I haven't looked at the Intel manuals in ages (since P-IV times, anyway), so take this with a grain of salt.

The TLB caches successful lookups of an address in the page directory (so the structures don't have to be "walked" the next time around). A "page fault" happens if the lookup is not successful. Invalid access rights is a different thing, is it not?

That being said, I am not aware of an "additional" cache for page directories / tables.

turdus · Post by **turdus** » Mon Apr 16, 2012 7:32 am

cwillems wrote:are the PDE/PTEs also stored (as regular data) in the L1/L2/LLC Caches? Or is there an additional cache
for the paging structures?

That depends. They are mixed with ordinary data, but separated according to the PS bit. 4k pages use a different cache than 2MB pages, so they will be separated if big pages used (for 64 bit x86 at least).

stlw · Post by **stlw** » Mon Apr 16, 2012 7:55 am

turdus wrote:
cwillems wrote:are the PDE/PTEs also stored (as regular data) in the L1/L2/LLC Caches? Or is there an additional cache
for the paging structures?
That depends. They are mixed with ordinary data, but separated according to the PS bit. 4k pages use a different cache than 2MB pages, so they will be separated if big pages used (for 64 bit x86 at least).
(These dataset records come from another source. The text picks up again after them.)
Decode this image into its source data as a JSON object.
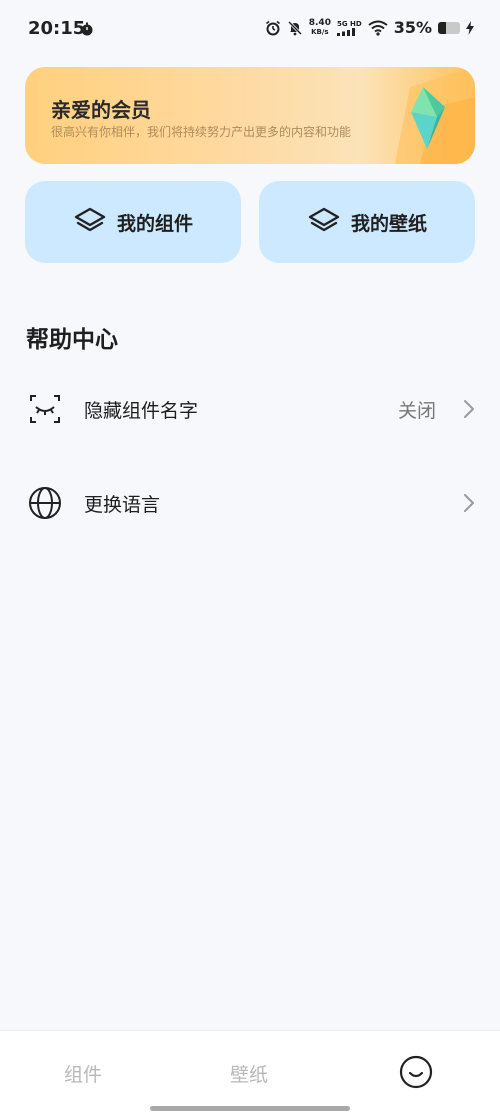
{
  "status_bar": {
    "time": "20:15",
    "net_speed_value": "8.40",
    "net_speed_unit": "KB/s",
    "network_type": "5G HD",
    "battery_text": "35%",
    "battery_level": 0.35
  },
  "banner": {
    "title": "亲爱的会员",
    "subtitle": "很高兴有你相伴，我们将持续努力产出更多的内容和功能"
  },
  "shortcuts": [
    {
      "label": "我的组件",
      "icon": "layers-icon"
    },
    {
      "label": "我的壁纸",
      "icon": "layers-icon"
    }
  ],
  "help_center": {
    "title": "帮助中心",
    "items": [
      {
        "label": "隐藏组件名字",
        "value": "关闭",
        "icon": "eye-closed-icon"
      },
      {
        "label": "更换语言",
        "icon": "globe-icon"
      }
    ]
  },
  "bottom_nav": {
    "items": [
      {
        "label": "组件"
      },
      {
        "label": "壁纸"
      },
      {
        "label": "",
        "icon": "smiley-icon",
        "active": true
      }
    ]
  },
  "colors": {
    "card_bg": "#cde9ff",
    "banner_start": "#ffd07e",
    "page_bg": "#f7f8fb"
  }
}
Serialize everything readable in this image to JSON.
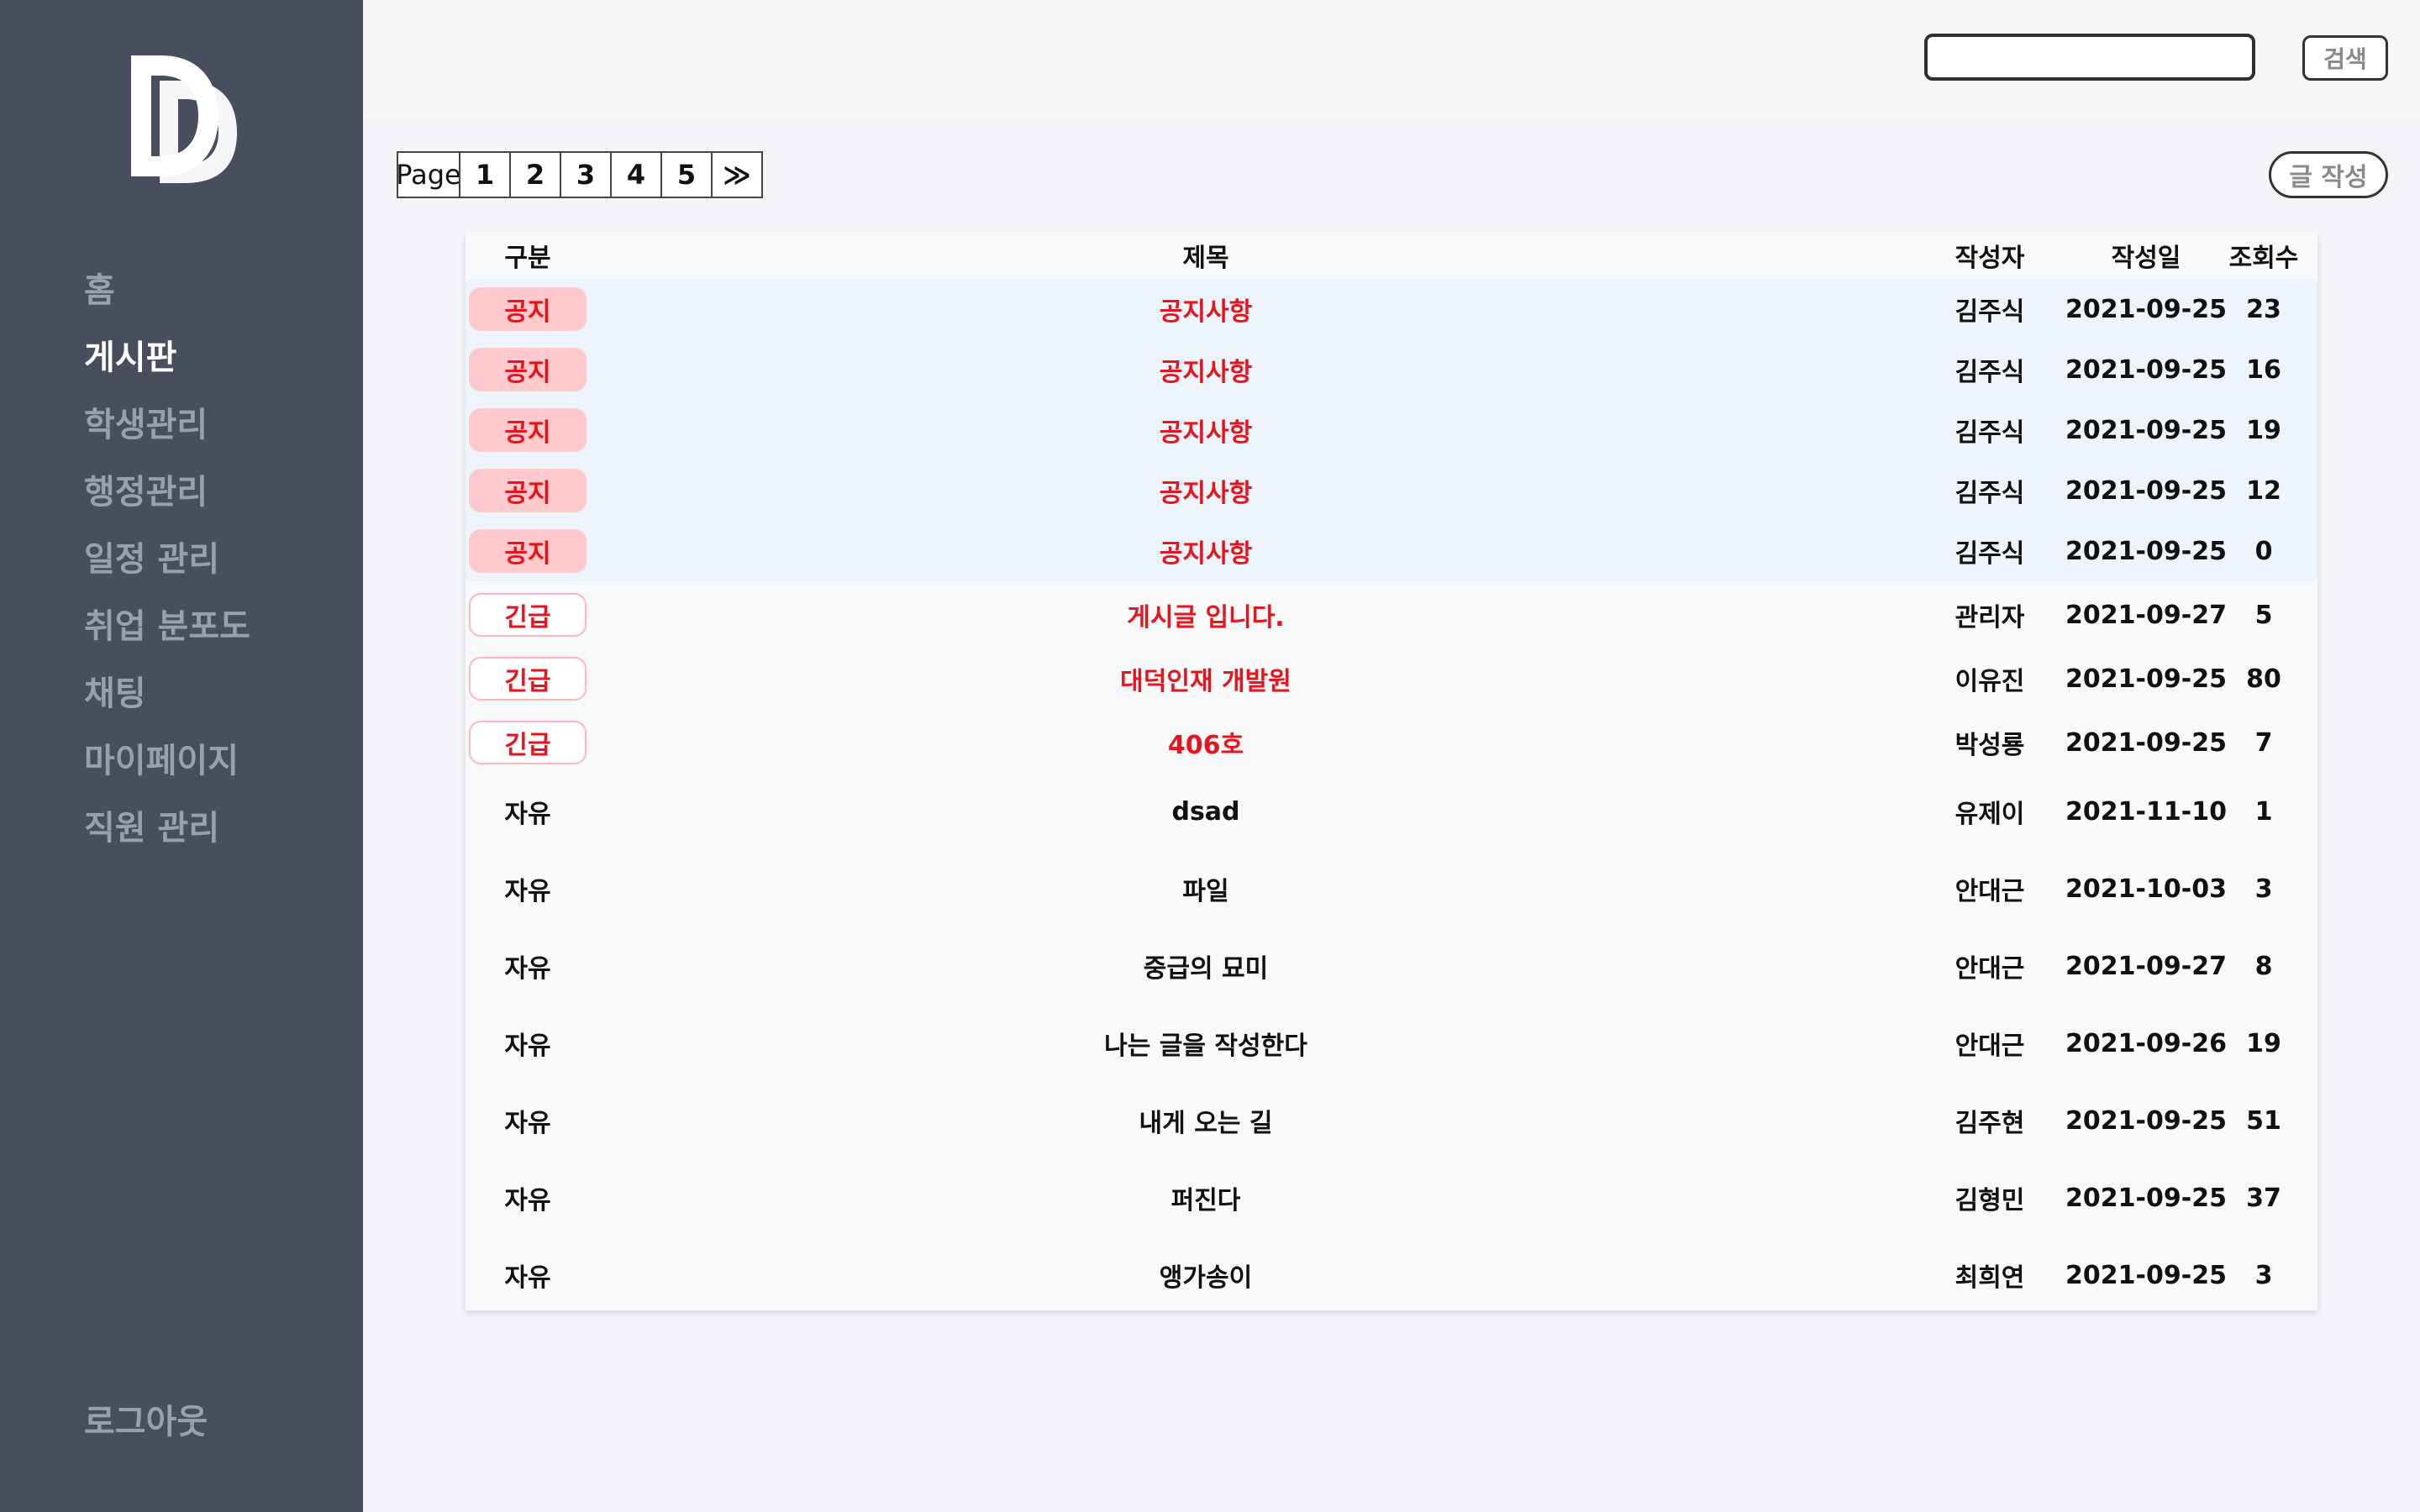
{
  "sidebar": {
    "logo_text": "DD",
    "nav": [
      "홈",
      "게시판",
      "학생관리",
      "행정관리",
      "일정 관리",
      "취업 분포도",
      "채팅",
      "마이페이지",
      "직원 관리"
    ],
    "active_index": 1,
    "logout": "로그아웃"
  },
  "topbar": {
    "search_placeholder": "",
    "search_value": "",
    "search_button": "검색"
  },
  "pager": {
    "label": "Page",
    "pages": [
      "1",
      "2",
      "3",
      "4",
      "5"
    ],
    "next": "≫"
  },
  "write_button": "글 작성",
  "table": {
    "headers": {
      "category": "구분",
      "title": "제목",
      "author": "작성자",
      "date": "작성일",
      "views": "조회수"
    },
    "rows": [
      {
        "category": "공지",
        "title": "공지사항",
        "author": "김주식",
        "date": "2021-09-25",
        "views": "23"
      },
      {
        "category": "공지",
        "title": "공지사항",
        "author": "김주식",
        "date": "2021-09-25",
        "views": "16"
      },
      {
        "category": "공지",
        "title": "공지사항",
        "author": "김주식",
        "date": "2021-09-25",
        "views": "19"
      },
      {
        "category": "공지",
        "title": "공지사항",
        "author": "김주식",
        "date": "2021-09-25",
        "views": "12"
      },
      {
        "category": "공지",
        "title": "공지사항",
        "author": "김주식",
        "date": "2021-09-25",
        "views": "0"
      },
      {
        "category": "긴급",
        "title": "게시글 입니다.",
        "author": "관리자",
        "date": "2021-09-27",
        "views": "5"
      },
      {
        "category": "긴급",
        "title": "대덕인재 개발원",
        "author": "이유진",
        "date": "2021-09-25",
        "views": "80"
      },
      {
        "category": "긴급",
        "title": "406호",
        "author": "박성룡",
        "date": "2021-09-25",
        "views": "7"
      },
      {
        "category": "자유",
        "title": "dsad",
        "author": "유제이",
        "date": "2021-11-10",
        "views": "1"
      },
      {
        "category": "자유",
        "title": "파일",
        "author": "안대근",
        "date": "2021-10-03",
        "views": "3"
      },
      {
        "category": "자유",
        "title": "중급의 묘미",
        "author": "안대근",
        "date": "2021-09-27",
        "views": "8"
      },
      {
        "category": "자유",
        "title": "나는 글을 작성한다",
        "author": "안대근",
        "date": "2021-09-26",
        "views": "19"
      },
      {
        "category": "자유",
        "title": "내게 오는 길",
        "author": "김주현",
        "date": "2021-09-25",
        "views": "51"
      },
      {
        "category": "자유",
        "title": "퍼진다",
        "author": "김형민",
        "date": "2021-09-25",
        "views": "37"
      },
      {
        "category": "자유",
        "title": "앵가송이",
        "author": "최희연",
        "date": "2021-09-25",
        "views": "3"
      }
    ]
  },
  "colors": {
    "sidebar_bg": "#474f5f",
    "accent_red": "#e8141c",
    "notice_badge_bg": "#ffc9cd",
    "urgent_badge_border": "#ffb7bd"
  }
}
You mixing between TLB (which has separate entries for 4K, 2M/4M and 1G pages) and storing of PDE/PTE in the processor's L1/L2/LCC data caches.

The answer is:

- PML4E/PDPTE/PDE/PTE entries are also stored in the processor caches (L1/L2/LLC) as regular data and can be evicted through regular cache line eviction policy.

- In addition to it PMH (Page Miss Handler, hardware page walker) also has internal caches for PML4E/PDPTE/PDE entries. They are called PML4E cache/PDPTE cache/PDE cache (no surprise).
Intel manuals have very detailed description about these PMH caches and when they are invalidated.

Stanislav

P.S. In general first gravaera's answer is just perfect and fully explains what actually happens without misunderstanding.

cwillems · Post by **cwillems** » Tue Apr 17, 2012 3:23 am

Hi,

thanks a lot for your answers so far. The observed behavior now looks much more plausible to me.
I still have two questions left regarding the PML4E cache/PDPTE cache/PDE caches.
Though I know have found the corresponding Intel spec. I still wonder ..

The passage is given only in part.